Florida is one of a handful of states that are rethinking their treatment of incarcerated veterans in the hopes of easing their transition back to society and then keeping them out of prison for good. In August, the state created a program that provides separate dorms in five prisons for honorably discharged military veterans who have no more than three years left on their sentences and who volunteer for it. California and Illinois have similar programs, all designed to address the needs of imprisoned veterans better.
As I mentioned last month, the statistics regarding vets in prison are grim: 1 in 10 inmates (160,000) in U.S. prisons are veterans. These programs, designed specifically for veterans who have served, instill some of the same discipline and values of the military on a more permanent basis.
Every morning the men wake up and attend formation, as they did in the service. There are flag-raising and retiring ceremonies, and an honor guard of seven men. Each man’s bunk displays a card with his photo, branch of service and years served. Beds and dorms have to be shipshape. If the men would like, they can even iron their clothes.
By housing the men together, the state has an easier time in providing services, a major concern among veterans’ advocates who say most veterans released from prison know little or nothing about the benefits available to them.
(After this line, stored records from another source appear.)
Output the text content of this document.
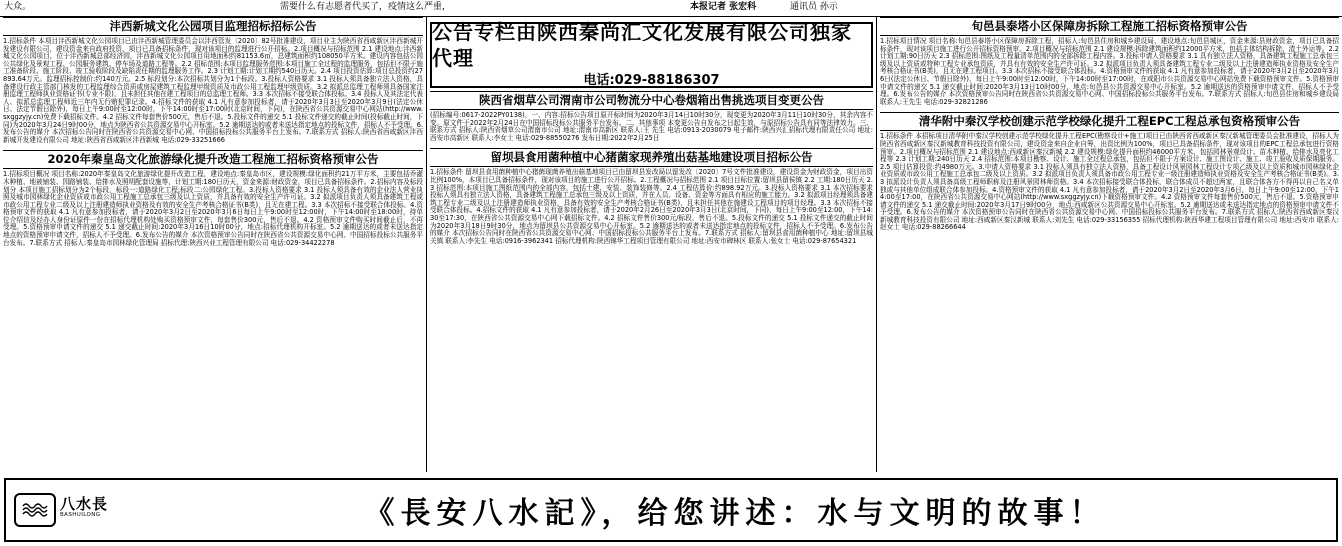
大众。	需要什么有志愿者代买了，疫情这么严重，	本报记者 张宏科	通讯员 孙示
沣西新城文化公园项目监理招标招标公告
1.招标条件 本项目沣西新城文化公园项目已由沣西新城管理委员会以沣西管发〔2020〕82号批准建设，项目业主为陕西省西咸新区沣西新城开发建设有限公司，建设资金来自政府投资，项目已具备招标条件，现对该项目的监理进行公开招标。2.项目概况与招标范围 2.1 建设地点:沣西新城文化公园项目，位于沣西新城总部经济园，沣西新城文化公园项目用地面积约81153.6㎡，总建筑面积约108050平方米。建设内容包括公园公共绿化及景观工程、公园服务建筑、停车场及道路工程等。2.2 招标范围:本项目监理服务范围:本项目施工全过程的监理服务，包括但不限于施工准备阶段、施工阶段、竣工验收阶段及缺陷责任期的监理服务工作。2.3 计划工期:计划工期约540日历天。2.4 项目投资估算:项目总投资约27893.64万元。监理招标控制价:约140万元。2.5 标段划分:本次招标共划分为1个标段。3.投标人资格要求 3.1 投标人须具备独立法人资格，具备建设行政主管部门核发的工程监理综合资质或房屋建筑工程监理甲级资质及市政公用工程监理甲级资质。3.2 拟派总监理工程师须具备国家注册监理工程师执业资格证书(专业不限)，且未担任其他在建工程项目的总监理工程师。3.3 本次招标不接受联合体投标。3.4 投标人及其法定代表人、拟派总监理工程师近三年内无行贿犯罪记录。4.招标文件的获取 4.1 凡有意参加投标者，请于2020年3月3日至2020年3月9日(法定公休日、法定节假日除外)，每日上午9:00时至12:00时，下午14:00时至17:00时(北京时间，下同)，在陕西省公共资源交易中心网站(http://www.sxggzyjy.cn)免费下载招标文件。4.2 招标文件每套售价500元，售后不退。5.投标文件的递交 5.1 投标文件递交的截止时间(投标截止时间，下同)为2020年3月24日9时00分，地点为陕西省公共资源交易中心开标室。5.2 逾期送达的或者未送达指定地点的投标文件，招标人不予受理。6.发布公告的媒介 本次招标公告同时在陕西省公共资源交易中心网、中国招标投标公共服务平台上发布。7.联系方式 招标人:陕西省西咸新区沣西新城开发建设有限公司 地址:陕西省西咸新区沣西新城 电话:029-33251666
2020年秦皇岛文化旅游绿化提升改造工程施工招标资格预审公告
1.招标项目概况 项目名称:2020年秦皇岛文化旅游绿化提升改造工程，建设地点:秦皇岛市区，建设规模:绿化面积约21万平方米，主要包括乔灌木种植、地被铺装、园路铺装、给排水及照明配套设施等，计划工期:180日历天，资金来源:财政资金，项目已具备招标条件。2.招标内容及标段划分 本项目施工招标划分为2个标段，标段一:道路绿化工程;标段二:公园绿化工程。3.投标人资格要求 3.1 投标人须具备有效的企业法人营业执照及城市园林绿化企业资质或市政公用工程施工总承包三级及以上资质，并具备有效的安全生产许可证。3.2 拟派项目负责人须具备建筑工程或市政公用工程专业二级及以上注册建造师执业资格及有效的安全生产考核合格证书(B类)，且无在建工程。3.3 本次招标不接受联合体投标。4.资格预审文件的获取 4.1 凡有意参加投标者，请于2020年3月2日至2020年3月6日每日上午9:00时至12:00时，下午14:00时至18:00时，持单位介绍信及经办人身份证原件一份在招标代理机构处购买资格预审文件，每套售价300元，售后不退。4.2 资格预审文件购买时间截止后，不再受理。5.资格预审申请文件的递交 5.1 递交截止时间:2020年3月16日10时00分，地点:招标代理机构开标室。5.2 逾期送达的或者未送达指定地点的资格预审申请文件，招标人不予受理。6.发布公告的媒介 本次资格预审公告同时在陕西省公共资源交易中心网、中国招标投标公共服务平台发布。7.联系方式 招标人:秦皇岛市园林绿化管理局 招标代理:陕西兴业工程管理有限公司 电话:029-34422278
陕西省烟草公司渭南市公司物流分中心卷烟箱出售挑选项目变更公告
(招标编号:0617-2022PY0138)，一、内容:招标公告项目原开标时间为2020年3月14日10时30分，现变更为2020年3月11日10时30分，其余内容不变。原文件于2022年2月24日在中国招标投标公共服务平台发布。二、其他事项 本变更公告自发布之日起生效，与原招标公告具有同等法律效力。三、联系方式 招标人:陕西省烟草公司渭南市公司 地址:渭南市高新区 联系人:王 先生 电话:0913-2030079 电子邮件:陕西兴汇招标代理有限责任公司 地址:西安市高新区 联系人:李女士 电话:029-88550276 发布日期:2022年2月25日
留坝县食用菌种植中心猪菌家现养殖出菇基地建设项目招标公告
1.招标条件 留坝县食用菌种植中心猪菌现菌养殖出菇基地项目已由留坝县发改局以留发改〔2020〕7号文件批准建设，建设资金为财政资金，项目出资比例100%，本项目已具备招标条件，现对该项目的施工进行公开招标。2.工程概况与招标范围 2.1 项目目标位置:留坝县留侯镇 2.2 工期:180日历天 2.3 招标范围:本项目施工图纸范围内的全部内容，包括土建、安装、装饰装修等。2.4 工程估算价:约898.92万元。3.投标人资格要求 3.1 本次招标要求投标人须具有独立法人资格，具备建筑工程施工总承包三级及以上资质，并在人员、设备、资金等方面具有相应的施工能力。3.2 拟派项目经理须具备建筑工程专业二级及以上注册建造师执业资格，具备有效的安全生产考核合格证书(B类)，且未担任其他在施建设工程项目的项目经理。3.3 本次招标不接受联合体投标。4.招标文件的获取 4.1 凡有意参加投标者，请于2020年2月26日至2020年3月3日(北京时间，下同)，每日上午9:00至12:00，下午14:30至17:30，在陕西省公共资源交易中心网下载招标文件。4.2 招标文件售价300元/标段，售后不退。5.投标文件的递交 5.1 投标文件递交的截止时间为2020年3月18日9时30分，地点为留坝县公共资源交易中心开标室。5.2 逾期送达的或者未送达指定地点的投标文件，招标人不予受理。6.发布公告的媒介 本次招标公告同时在陕西省公共资源交易中心网、中国招标投标公共服务平台上发布。7.联系方式 招标人:留坝县食用菌种植中心 地址:留坝县城关镇 联系人:李先生 电话:0916-3962341 招标代理机构:陕西锦华工程项目管理有限公司 地址:西安市碑林区 联系人:张女士 电话:029-87654321
旬邑县泰塔小区保障房拆除工程施工招标资格预审公告
1.招标项目情况 项目名称:旬邑县泰塔小区保障房拆除工程，招标人:旬邑县住房和城乡建设局，建设地点:旬邑县城区，资金来源:县财政资金，项目已具备招标条件，现对该项目施工进行公开招标资格预审。2.项目概况与招标范围 2.1 建设规模:拆除建筑面积约12000平方米，包括主体结构拆除、渣土外运等。2.2 计划工期:90日历天 2.3 招标范围:图纸及工程量清单范围内的全部拆除工程内容。3.投标申请人资格要求 3.1 具有独立法人资格，具备建筑工程施工总承包三级及以上资质或特种工程专业承包资质，并具有有效的安全生产许可证。3.2 拟派项目负责人须具备建筑工程专业二级及以上注册建造师执业资格及安全生产考核合格证书(B类)，且无在建工程项目。3.3 本次招标不接受联合体投标。4.资格预审文件的获取 4.1 凡有意参加投标者，请于2020年3月2日至2020年3月6日(法定公休日、节假日除外)，每日上午9:00时至12:00时，下午14:00时至17:00时，在咸阳市公共资源交易中心网站免费下载资格预审文件。5.资格预审申请文件的递交 5.1 递交截止时间:2020年3月13日10时00分，地点:旬邑县公共资源交易中心开标室。5.2 逾期送达的资格预审申请文件，招标人不予受理。6.发布公告的媒介 本次资格预审公告同时在陕西省公共资源交易中心网、中国招标投标公共服务平台发布。7.联系方式 招标人:旬邑县住房和城乡建设局 联系人:王先生 电话:029-32821286
清华附中秦汉学校创建示范学校绿化提升工程EPC工程总承包资格预审公告
1.招标条件 本招标项目清华附中秦汉学校创建示范学校绿化提升工程EPC(勘察设计+施工)项目已由陕西省西咸新区秦汉新城管理委员会批准建设，招标人为陕西省西咸新区秦汉新城教育科技投资有限公司，建设资金来自企业自筹，出资比例为100%，项目已具备招标条件，现对该项目的EPC工程总承包进行资格预审。2.项目概况与招标范围 2.1 建设地点:西咸新区秦汉新城 2.2 建设规模:绿化提升面积约46000平方米，包括园林景观设计、苗木种植、给排水及亮化工程等 2.3 计划工期:240日历天 2.4 招标范围:本项目勘察、设计、施工全过程总承包，包括但不限于方案设计、施工图设计、施工、竣工验收及质保期服务。2.5 项目估算投资:约4980万元。3.申请人资格要求 3.1 投标人须具有独立法人资格，具备工程设计风景园林工程设计专项乙级及以上资质和城市园林绿化企业资质或市政公用工程施工总承包二级及以上资质。3.2 拟派项目负责人须具备市政公用工程专业一级注册建造师执业资格及安全生产考核合格证书(B类)。3.3 拟派设计负责人须具备高级工程师职称及注册风景园林师资格。3.4 本次招标接受联合体投标，联合体成员不超过两家，且联合体各方不得再以自己名义单独或与其他单位组成联合体参加投标。4.资格预审文件的获取 4.1 凡有意参加投标者，请于2020年3月2日至2020年3月6日，每日上午9:00至12:00，下午14:00至17:00，在陕西省公共资源交易中心网站(http://www.sxggzyjy.cn)下载资格预审文件。4.2 资格预审文件每套售价500元，售后不退。5.资格预审申请文件的递交 5.1 递交截止时间:2020年3月17日9时00分，地点:西咸新区公共资源交易中心开标室。5.2 逾期送达或未送达指定地点的资格预审申请文件不予受理。6.发布公告的媒介 本次资格预审公告同时在陕西省公共资源交易中心网、中国招标投标公共服务平台发布。7.联系方式 招标人:陕西省西咸新区秦汉新城教育科技投资有限公司 地址:西咸新区秦汉新城 联系人:刘先生 电话:029-33156355 招标代理机构:陕西华建工程项目管理有限公司 地址:西安市 联系人:赵女士 电话:029-88266644
公告专栏由陕西秦尚汇文化发展有限公司独家代理
电话:029-88186307
八水長
BASHUILONG	《長安八水記》，给您讲述：水与文明的故事！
Six months before their release, the inmates meet with an official from the Department of Veterans Affairs to get information and help with applications. They also receive counseling for post-traumatic stress disorder, if needed, and classes on how to prepare for jobs and for the mental and emotional hurdles they are expected to face in civilian life.
The men’s ties to the military foster the kind of camaraderie that rarely exists outside the dorm. It is not perfect, but even on the worst days, it is civil, which is why everybody is careful with the rules.
Though most are Army veterans, there is plenty of ribbing about which branch of the military is best. A Marine is a Marine, after all, and not likely to keep quiet about it. But mostly the men share information and experiences. The fact that many of the officers who watch over the men are military veterans too contributes to the esprit de corps.
Andre Lewis, 43, who spent 16 years in the Marine Corps, said other veterans programs felt like a waste of time. They were fleeting, offering no cohesion. Here, he said, the services and programs are ingrained in their days.
The skeptic in me, of course, would question why we have so many veterans incarcerated to begin with, and whether emphasizing discipline and treatment while incarcerated puts the emphasis in the wrong place (i.e. how do we keep veterans from ending up behind bars?). It's a lot like improving mental health care in prisons and jails: doesn't that just encourage its use? And is that a good thing?
But overall, I have to applaud California and Illinois' efforts (and grudgingly, Florida). If these quasi-military programs can get vets the psychological and VA benefits they need to return to society and end the cycle of recidivism, then so be it. It may be somewhat too little and way too late, but it's better than nothing.